The computing industry is known for jumping from one technology to the next, often before the technology matures and often because a technology claims to solve a current aggravation. Our company had jumped on the Tomcat/Java/SOAP bandwagon when it first started rolling and while it helped us get to where we are today, we would have been much better off not adopting the technology in the first place and building our own. That is the lesson learned over the past four years – sometimes you’re better off rolling your own.
Instead of the typical Tomcat/Java/SOAP or the Apache/PHP/JSON stack, we launched Bitmunk 3.0 in July 2008 with MODEST/C++/JSON as our web services stack, and we’re very happy with how it has been performing. We will release the source to MODEST after we get the next stable release of Bitmunk 3 out to the public.

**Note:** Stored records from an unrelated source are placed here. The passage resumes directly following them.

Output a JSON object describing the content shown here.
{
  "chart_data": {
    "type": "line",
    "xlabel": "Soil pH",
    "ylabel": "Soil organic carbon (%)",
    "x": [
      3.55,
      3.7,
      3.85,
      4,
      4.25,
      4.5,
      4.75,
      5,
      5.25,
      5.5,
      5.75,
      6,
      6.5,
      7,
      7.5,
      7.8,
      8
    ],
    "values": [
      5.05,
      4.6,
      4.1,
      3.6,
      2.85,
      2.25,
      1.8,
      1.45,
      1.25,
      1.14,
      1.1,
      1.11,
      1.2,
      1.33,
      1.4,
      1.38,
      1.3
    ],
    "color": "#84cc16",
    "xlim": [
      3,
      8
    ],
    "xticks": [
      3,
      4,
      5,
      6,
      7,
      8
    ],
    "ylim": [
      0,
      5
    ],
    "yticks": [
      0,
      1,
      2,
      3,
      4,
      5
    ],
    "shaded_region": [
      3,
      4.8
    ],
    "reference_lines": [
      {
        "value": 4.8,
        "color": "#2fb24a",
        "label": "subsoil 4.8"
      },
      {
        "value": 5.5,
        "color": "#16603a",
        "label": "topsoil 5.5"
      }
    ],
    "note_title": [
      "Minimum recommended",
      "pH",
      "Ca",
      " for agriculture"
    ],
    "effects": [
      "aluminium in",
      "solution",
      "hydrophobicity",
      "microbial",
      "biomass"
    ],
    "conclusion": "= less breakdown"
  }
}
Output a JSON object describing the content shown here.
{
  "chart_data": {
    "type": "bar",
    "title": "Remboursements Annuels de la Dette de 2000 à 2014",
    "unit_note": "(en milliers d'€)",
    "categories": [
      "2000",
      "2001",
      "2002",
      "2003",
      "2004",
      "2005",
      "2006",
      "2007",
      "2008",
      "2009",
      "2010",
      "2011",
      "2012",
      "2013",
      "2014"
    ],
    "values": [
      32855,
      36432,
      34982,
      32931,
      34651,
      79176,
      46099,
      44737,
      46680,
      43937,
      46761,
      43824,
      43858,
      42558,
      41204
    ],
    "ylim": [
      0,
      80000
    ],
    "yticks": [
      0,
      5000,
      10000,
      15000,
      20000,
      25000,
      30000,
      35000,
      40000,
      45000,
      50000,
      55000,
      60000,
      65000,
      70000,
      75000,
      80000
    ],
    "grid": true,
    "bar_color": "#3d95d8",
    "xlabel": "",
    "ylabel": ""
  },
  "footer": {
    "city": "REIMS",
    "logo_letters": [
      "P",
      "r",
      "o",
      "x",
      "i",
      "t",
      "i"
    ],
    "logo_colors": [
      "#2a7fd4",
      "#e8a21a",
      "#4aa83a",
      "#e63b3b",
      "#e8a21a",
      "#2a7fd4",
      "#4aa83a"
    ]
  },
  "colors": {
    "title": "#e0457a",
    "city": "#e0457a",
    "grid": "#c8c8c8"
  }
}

Thanks go to Dave Longley for his hard work on and excellent design of the MODEST Web Services Processor and the rest of the core technology that allows us to do what we do. Mike Johnson, for design and development of our websites, databases and UIs, as well as keeping all the operational stuff running at Digital Bazaar. David I. Lehn for his hand in making MODEST a reality as well as continuing to push us to do things like this research and blog post.
This research is the result of their efforts to continue improving Bitmunk such that we can all some day achieve a healthy ecosystem for the purchase and sale of digital goods using web browsers, open standards, and royalty schemes that fairly reward artists, fans and publishers.